CVE-2022-34873: 
Foxit PDF Reader vulnerability analysis and mitigation

CVE-2022-34873 is a vulnerability discovered in Foxit PDF Reader that affects the handling of Annotation objects. The vulnerability was reported on April 1, 2022, and publicly disclosed on July 7, 2022. This security flaw affects various versions of Foxit PDF Reader and Foxit PDF Editor (previously named Foxit PhantomPDF) on Windows platforms (ZDI Advisory).

The vulnerability is classified with a CVSS score of 3.3 (AV:L/AC:L/PR:N/UI:R/S:U/C:L/I:N/A:N), indicating a low severity level.
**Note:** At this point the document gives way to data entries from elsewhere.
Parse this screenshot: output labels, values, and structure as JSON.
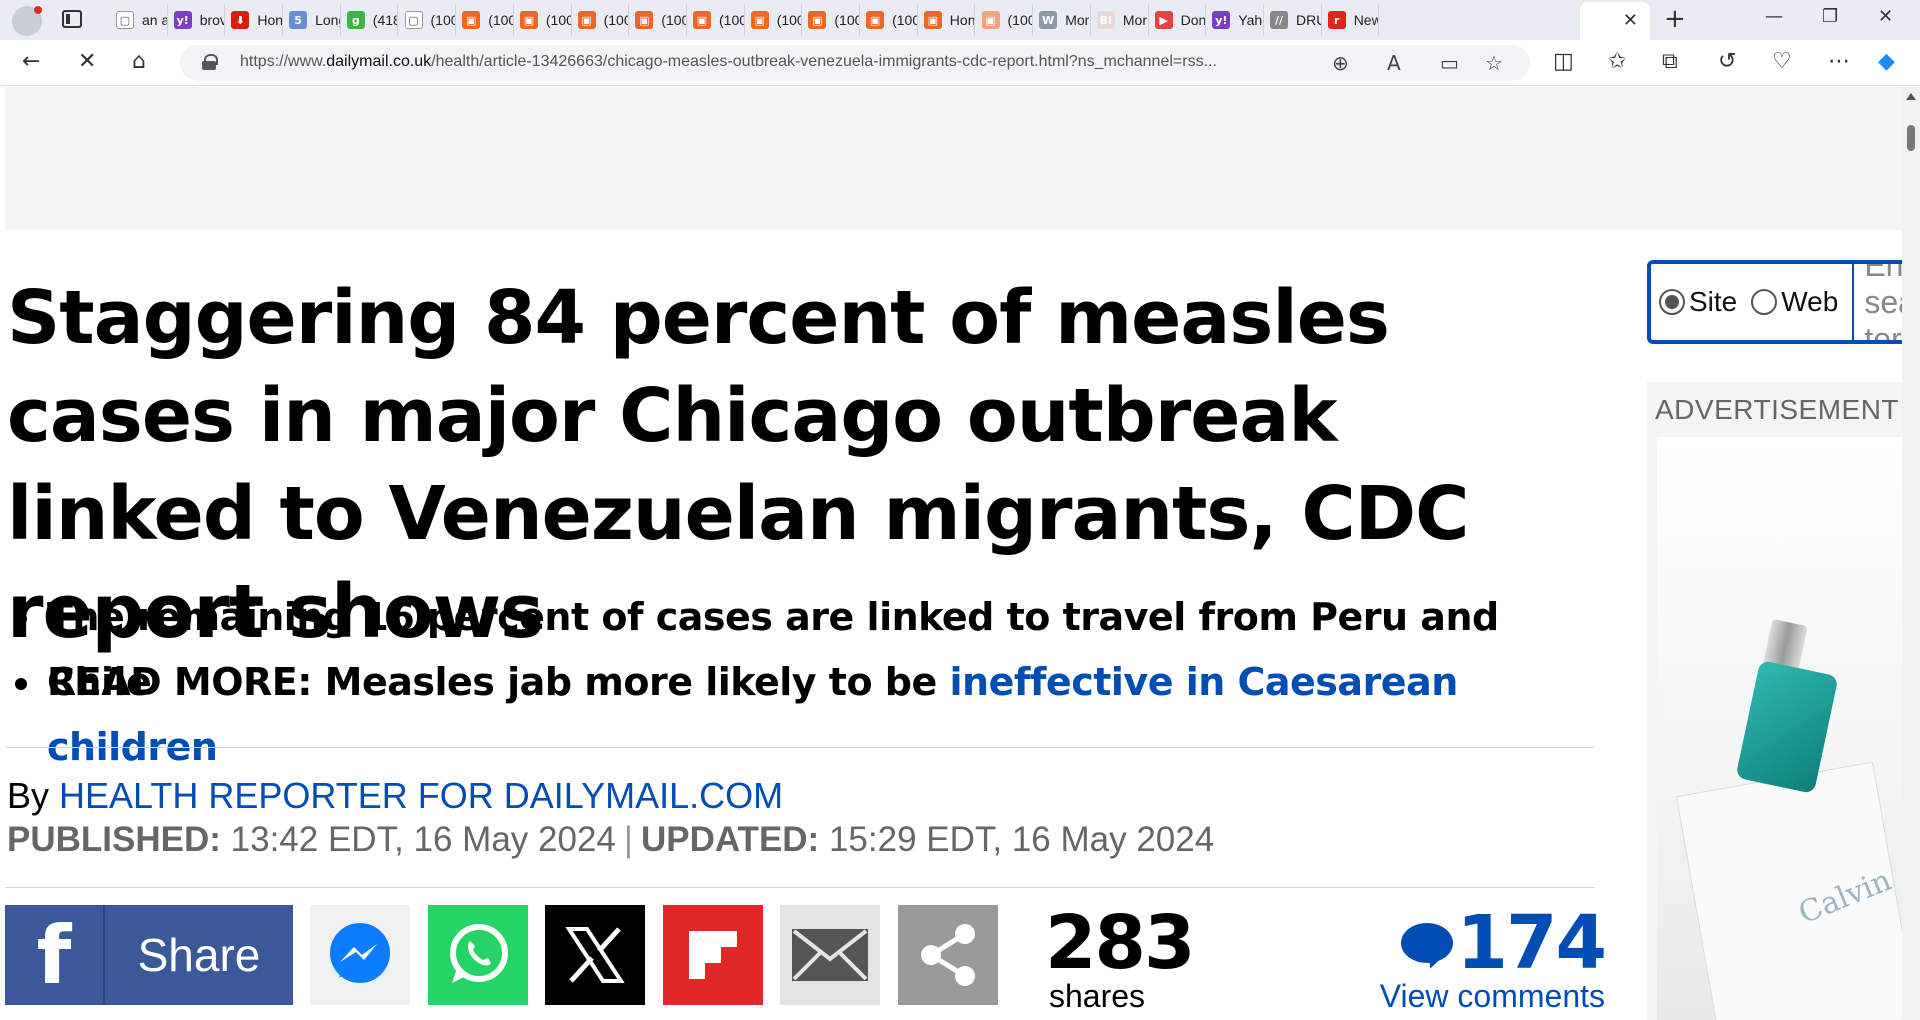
{
  "browser": {
    "tabs": [
      {
        "title": "an a",
        "fav_color": "#ffffff",
        "fav_glyph": "▢"
      },
      {
        "title": "brov",
        "fav_color": "#7b3fbf",
        "fav_glyph": "y!"
      },
      {
        "title": "Hon",
        "fav_color": "#d81e05",
        "fav_glyph": "⬇"
      },
      {
        "title": "Long",
        "fav_color": "#6b8fd6",
        "fav_glyph": "5"
      },
      {
        "title": "(418",
        "fav_color": "#40b440",
        "fav_glyph": "g"
      },
      {
        "title": "(100",
        "fav_color": "#ffffff",
        "fav_glyph": "▢"
      },
      {
        "title": "(100",
        "fav_color": "#f26522",
        "fav_glyph": "▣"
      },
      {
        "title": "(100",
        "fav_color": "#f26522",
        "fav_glyph": "▣"
      },
      {
        "title": "(100",
        "fav_color": "#f26522",
        "fav_glyph": "▣"
      },
      {
        "title": "(100",
        "fav_color": "#f26522",
        "fav_glyph": "▣"
      },
      {
        "title": "(100",
        "fav_color": "#f26522",
        "fav_glyph": "▣"
      },
      {
        "title": "(100",
        "fav_color": "#f26522",
        "fav_glyph": "▣"
      },
      {
        "title": "(100",
        "fav_color": "#f26522",
        "fav_glyph": "▣"
      },
      {
        "title": "(100",
        "fav_color": "#f26522",
        "fav_glyph": "▣"
      },
      {
        "title": "Hon",
        "fav_color": "#f26522",
        "fav_glyph": "▣"
      },
      {
        "title": "(100",
        "fav_color": "#f4a27a",
        "fav_glyph": "▣"
      },
      {
        "title": "Mor",
        "fav_color": "#8e9aa8",
        "fav_glyph": "W"
      },
      {
        "title": "Mor",
        "fav_color": "#e8d8d8",
        "fav_glyph": "BI"
      },
      {
        "title": "Don",
        "fav_color": "#e8423f",
        "fav_glyph": "▶"
      },
      {
        "title": "Yah",
        "fav_color": "#7b3fbf",
        "fav_glyph": "y!"
      },
      {
        "title": "DRU",
        "fav_color": "#888888",
        "fav_glyph": "//"
      },
      {
        "title": "New",
        "fav_color": "#e0231e",
        "fav_glyph": "r"
      }
    ],
    "active_tab_title": "",
    "url_prefix": "https://www.",
    "url_domain": "dailymail.co.uk",
    "url_path": "/health/article-13426663/chicago-measles-outbreak-venezuela-immigrants-cdc-report.html?ns_mchannel=rss..."
  },
  "article": {
    "headline": "Staggering 84 percent of measles cases in major Chicago outbreak linked to Venezuelan migrants, CDC report shows",
    "bullets": [
      {
        "text": "The remaining 16 percent of cases are linked to travel from Peru and Chile",
        "link": ""
      },
      {
        "text": "READ MORE: Measles jab more likely to be ",
        "link": "ineffective in Caesarean children"
      }
    ],
    "byline_prefix": "By ",
    "author": "HEALTH REPORTER FOR DAILYMAIL.COM",
    "published_label": "PUBLISHED:",
    "published": "13:42 EDT, 16 May 2024",
    "separator": "|",
    "updated_label": "UPDATED:",
    "updated": "15:29 EDT, 16 May 2024"
  },
  "share": {
    "facebook_label": "Share",
    "share_count": "283",
    "share_count_label": "shares",
    "comment_count": "174",
    "comment_label": "View comments"
  },
  "sidebar": {
    "search_site": "Site",
    "search_web": "Web",
    "search_placeholder": "Enter search term",
    "ad_label": "ADVERTISEMENT",
    "ad_brand": "Calvin"
  },
  "colors": {
    "link_blue": "#004db3",
    "facebook": "#3b5998",
    "whatsapp": "#25d366",
    "flipboard": "#e12828"
  }
}
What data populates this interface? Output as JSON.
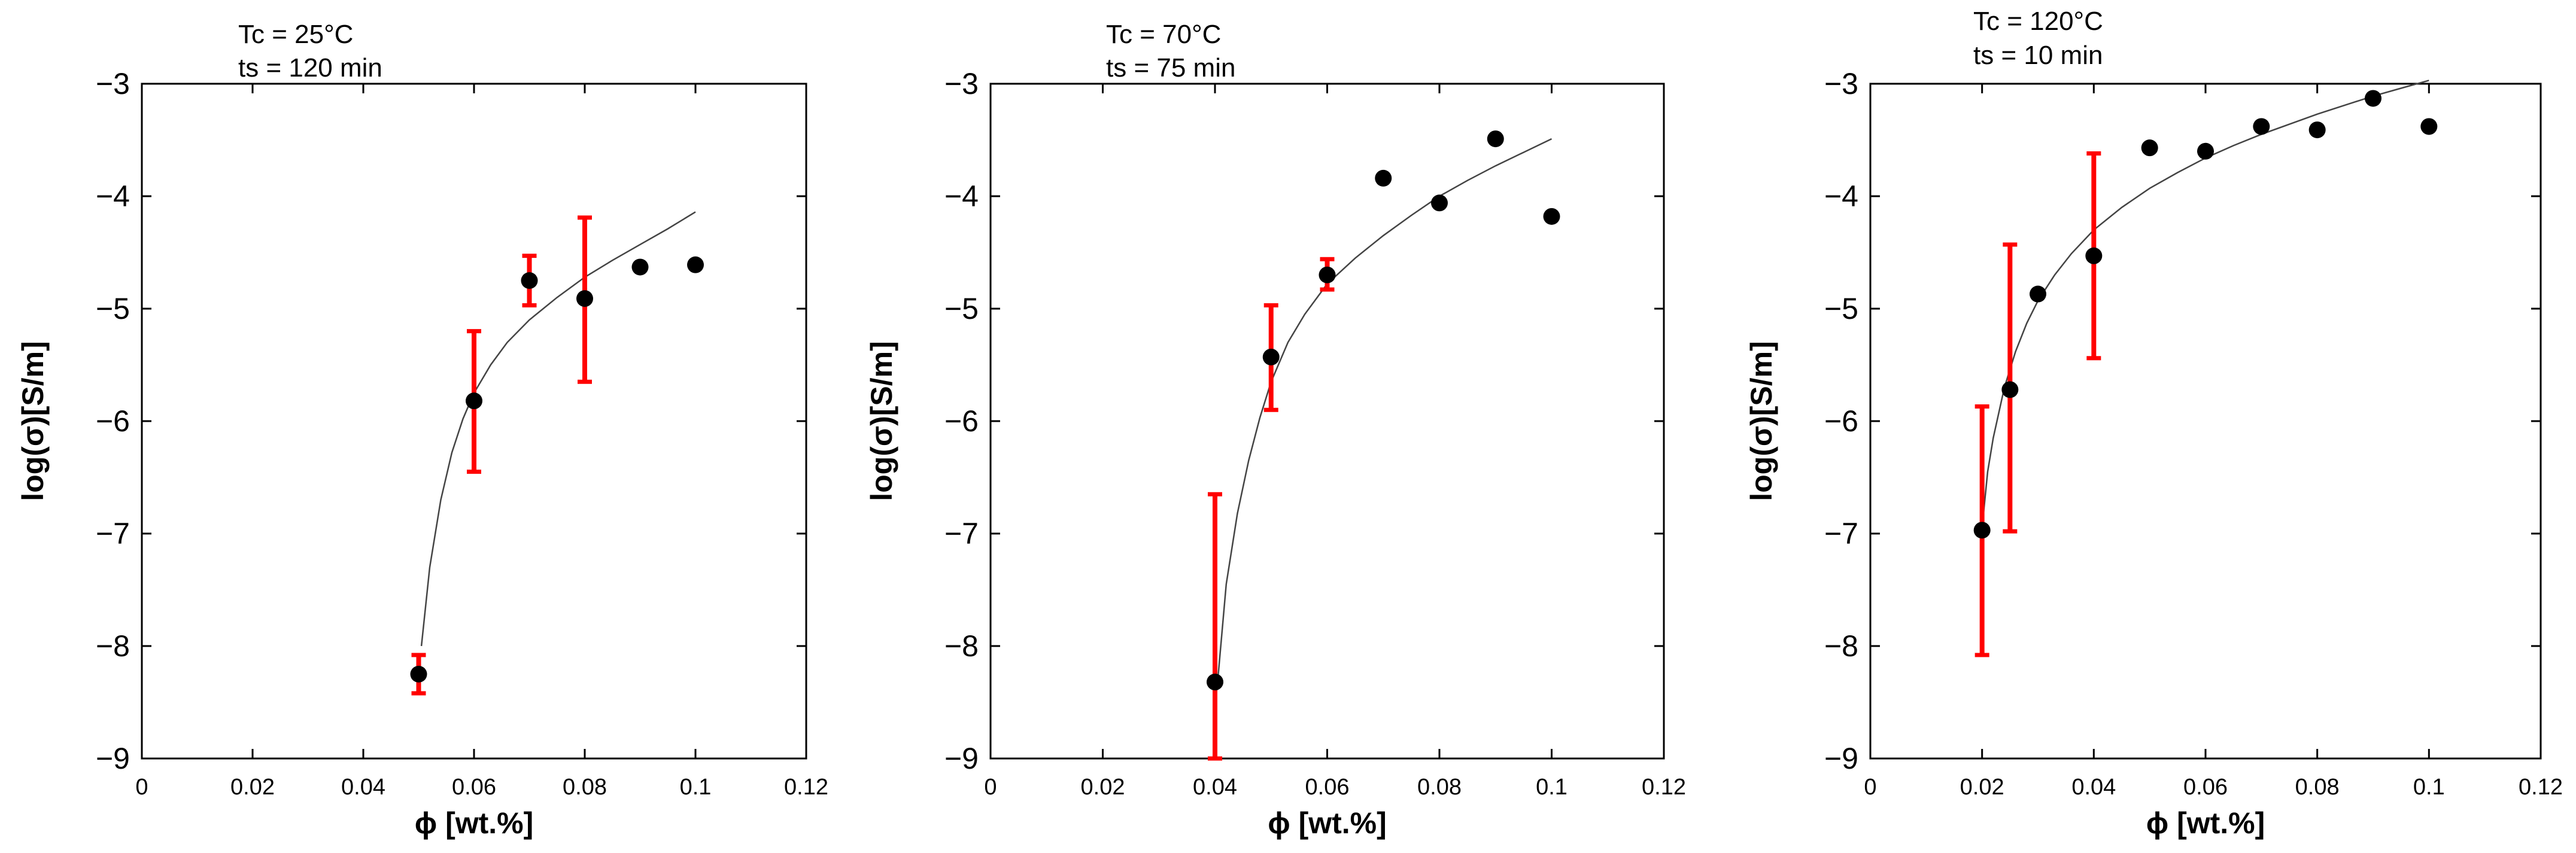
{
  "chart_data": [
    {
      "type": "scatter",
      "annotation": [
        "Tc = 25°C",
        "ts = 120 min"
      ],
      "xlabel": "ϕ [wt.%]",
      "ylabel": "log(σ)[S/m]",
      "xlim": [
        0,
        0.12
      ],
      "ylim": [
        -9,
        -3
      ],
      "xticks": [
        0,
        0.02,
        0.04,
        0.06,
        0.08,
        0.1,
        0.12
      ],
      "xtick_labels": [
        "0",
        "0.02",
        "0.04",
        "0.06",
        "0.08",
        "0.1",
        "0.12"
      ],
      "yticks": [
        -3,
        -4,
        -5,
        -6,
        -7,
        -8,
        -9
      ],
      "ytick_labels": [
        "−3",
        "−4",
        "−5",
        "−6",
        "−7",
        "−8",
        "−9"
      ],
      "points": [
        {
          "x": 0.05,
          "y": -8.25,
          "err_low": -8.42,
          "err_high": -8.08
        },
        {
          "x": 0.06,
          "y": -5.82,
          "err_low": -6.45,
          "err_high": -5.2
        },
        {
          "x": 0.07,
          "y": -4.75,
          "err_low": -4.97,
          "err_high": -4.53
        },
        {
          "x": 0.08,
          "y": -4.91,
          "err_low": -5.65,
          "err_high": -4.19
        },
        {
          "x": 0.09,
          "y": -4.63
        },
        {
          "x": 0.1,
          "y": -4.61
        }
      ],
      "fit": {
        "x": [
          0.0505,
          0.052,
          0.054,
          0.056,
          0.058,
          0.06,
          0.063,
          0.066,
          0.07,
          0.075,
          0.08,
          0.085,
          0.09,
          0.095,
          0.1
        ],
        "y": [
          -8.0,
          -7.3,
          -6.7,
          -6.28,
          -5.98,
          -5.75,
          -5.5,
          -5.3,
          -5.1,
          -4.9,
          -4.72,
          -4.57,
          -4.43,
          -4.29,
          -4.14
        ]
      }
    },
    {
      "type": "scatter",
      "annotation": [
        "Tc = 70°C",
        "ts = 75 min"
      ],
      "xlabel": "ϕ [wt.%]",
      "ylabel": "log(σ)[S/m]",
      "xlim": [
        0,
        0.12
      ],
      "ylim": [
        -9,
        -3
      ],
      "xticks": [
        0,
        0.02,
        0.04,
        0.06,
        0.08,
        0.1,
        0.12
      ],
      "xtick_labels": [
        "0",
        "0.02",
        "0.04",
        "0.06",
        "0.08",
        "0.1",
        "0.12"
      ],
      "yticks": [
        -3,
        -4,
        -5,
        -6,
        -7,
        -8,
        -9
      ],
      "ytick_labels": [
        "−3",
        "−4",
        "−5",
        "−6",
        "−7",
        "−8",
        "−9"
      ],
      "points": [
        {
          "x": 0.04,
          "y": -8.32,
          "err_low": -9.0,
          "err_high": -6.65
        },
        {
          "x": 0.05,
          "y": -5.43,
          "err_low": -5.9,
          "err_high": -4.97
        },
        {
          "x": 0.06,
          "y": -4.7,
          "err_low": -4.83,
          "err_high": -4.56
        },
        {
          "x": 0.07,
          "y": -3.84
        },
        {
          "x": 0.08,
          "y": -4.06
        },
        {
          "x": 0.09,
          "y": -3.49
        },
        {
          "x": 0.1,
          "y": -4.18
        }
      ],
      "fit": {
        "x": [
          0.0405,
          0.042,
          0.044,
          0.046,
          0.048,
          0.05,
          0.053,
          0.056,
          0.06,
          0.065,
          0.07,
          0.075,
          0.08,
          0.085,
          0.09,
          0.095,
          0.1
        ],
        "y": [
          -8.3,
          -7.45,
          -6.82,
          -6.35,
          -5.97,
          -5.65,
          -5.3,
          -5.05,
          -4.78,
          -4.55,
          -4.35,
          -4.17,
          -4.0,
          -3.86,
          -3.73,
          -3.61,
          -3.49
        ]
      }
    },
    {
      "type": "scatter",
      "annotation": [
        "Tc = 120°C",
        "ts = 10 min"
      ],
      "xlabel": "ϕ [wt.%]",
      "ylabel": "log(σ)[S/m]",
      "xlim": [
        0,
        0.12
      ],
      "ylim": [
        -9,
        -3
      ],
      "xticks": [
        0,
        0.02,
        0.04,
        0.06,
        0.08,
        0.1,
        0.12
      ],
      "xtick_labels": [
        "0",
        "0.02",
        "0.04",
        "0.06",
        "0.08",
        "0.1",
        "0.12"
      ],
      "yticks": [
        -3,
        -4,
        -5,
        -6,
        -7,
        -8,
        -9
      ],
      "ytick_labels": [
        "−3",
        "−4",
        "−5",
        "−6",
        "−7",
        "−8",
        "−9"
      ],
      "points": [
        {
          "x": 0.02,
          "y": -6.97,
          "err_low": -8.08,
          "err_high": -5.87
        },
        {
          "x": 0.025,
          "y": -5.72,
          "err_low": -6.98,
          "err_high": -4.43
        },
        {
          "x": 0.03,
          "y": -4.87
        },
        {
          "x": 0.04,
          "y": -4.53,
          "err_low": -5.44,
          "err_high": -3.62
        },
        {
          "x": 0.05,
          "y": -3.57
        },
        {
          "x": 0.06,
          "y": -3.6
        },
        {
          "x": 0.07,
          "y": -3.38
        },
        {
          "x": 0.08,
          "y": -3.41
        },
        {
          "x": 0.09,
          "y": -3.13
        },
        {
          "x": 0.1,
          "y": -3.38
        }
      ],
      "fit": {
        "x": [
          0.0202,
          0.021,
          0.022,
          0.024,
          0.026,
          0.028,
          0.03,
          0.033,
          0.036,
          0.04,
          0.045,
          0.05,
          0.055,
          0.06,
          0.065,
          0.07,
          0.075,
          0.08,
          0.085,
          0.09,
          0.095,
          0.1
        ],
        "y": [
          -6.85,
          -6.45,
          -6.15,
          -5.7,
          -5.38,
          -5.13,
          -4.93,
          -4.7,
          -4.51,
          -4.3,
          -4.1,
          -3.93,
          -3.79,
          -3.66,
          -3.55,
          -3.45,
          -3.36,
          -3.27,
          -3.19,
          -3.11,
          -3.04,
          -2.97
        ]
      }
    }
  ]
}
The specific flaw exists within the handling of Annotation objects, where performing actions in JavaScript can trigger a read past the end of an allocated object. This vulnerability requires user interaction to exploit, as the target must visit a malicious page or open a malicious file (ZDI Advisory).

When successfully exploited, this vulnerability can lead to information disclosure on affected installations of Foxit PDF Reader. The attacker can leverage this vulnerability in conjunction with other vulnerabilities to potentially execute arbitrary code in the context of the current process (ZDI Advisory).

Foxit has released updates to address this vulnerability. Users are advised to update their Foxit PDF Reader and Foxit PDF Editor installations to the latest versions. The fix was implemented in multiple versions including Foxit PDF Editor 12 (12.0.1.12430) (ManageEngine).